Besides experiencing the extraordinary Galapagos wildlife and austere beauty of the islands (without being distracted by trying to capture it all on film), the big benefit of continuing the trip with other "survivors" was the therapeutic support that came from talking over our experience. I will forever be indebted to my fellow travellers for helping me get over this ordeal. Others helped too, with loans and donations of cash, clothes and sympathy.
Of course, I'm more nervous on the water than ever now. I cringe when I think of the scene I almost made in a boat on Lake Titicaca when other passengers wouldn't follow the captain's direction to distribute themselves more evenly on port and starboard sides (we docked just in time). And now back home, even the Schwartz Bay ferry can make me tense if there's the slightest list. Still, I have no regrets.
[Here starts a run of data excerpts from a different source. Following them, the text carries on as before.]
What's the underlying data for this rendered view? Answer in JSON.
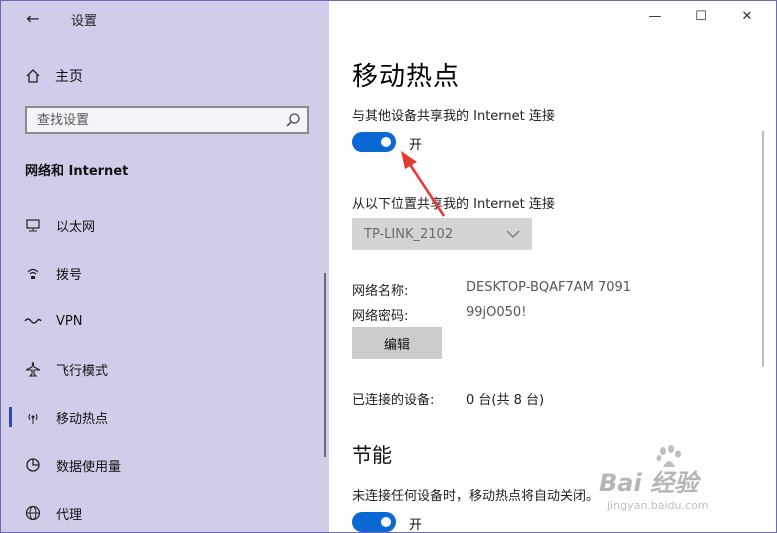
{
  "sidebar": {
    "back_glyph": "←",
    "app_title": "设置",
    "home_label": "主页",
    "search_placeholder": "查找设置",
    "section_title": "网络和 Internet",
    "items": [
      {
        "label": "以太网",
        "icon": "ethernet-icon"
      },
      {
        "label": "拨号",
        "icon": "dialup-icon"
      },
      {
        "label": "VPN",
        "icon": "vpn-icon"
      },
      {
        "label": "飞行模式",
        "icon": "airplane-icon"
      },
      {
        "label": "移动热点",
        "icon": "hotspot-icon",
        "active": true
      },
      {
        "label": "数据使用量",
        "icon": "data-usage-icon"
      },
      {
        "label": "代理",
        "icon": "globe-icon"
      }
    ]
  },
  "window": {
    "minimize": "—",
    "maximize": "☐",
    "close": "✕"
  },
  "main": {
    "title": "移动热点",
    "share_label": "与其他设备共享我的 Internet 连接",
    "share_toggle_state": "开",
    "share_from_label": "从以下位置共享我的 Internet 连接",
    "share_from_value": "TP-LINK_2102",
    "network_name_key": "网络名称:",
    "network_name_value": "DESKTOP-BQAF7AM 7091",
    "network_password_key": "网络密码:",
    "network_password_value": "99jO050!",
    "edit_button": "编辑",
    "connected_key": "已连接的设备:",
    "connected_value": "0 台(共 8 台)",
    "power_section": "节能",
    "power_desc": "未连接任何设备时，移动热点将自动关闭。",
    "power_toggle_state": "开"
  },
  "watermark": {
    "text1": "Bai 经验",
    "text2": "jingyan.baidu.com"
  },
  "colors": {
    "sidebar_bg": "#cfcdea",
    "toggle_on": "#0a67d3",
    "annotation_arrow": "#e53935"
  }
}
I learned a great deal in this small test of my survival skills. I quickly discovered what is important to me and what I can live without. I was pleased to find I could let go of my personal possessions so easily - with no second thoughts about risking another trip below decks. I formed a few "forever" friendships and learned to gratefully, and gracefully, accept the charity of others. And I got a gentle reminder of the value of each new day.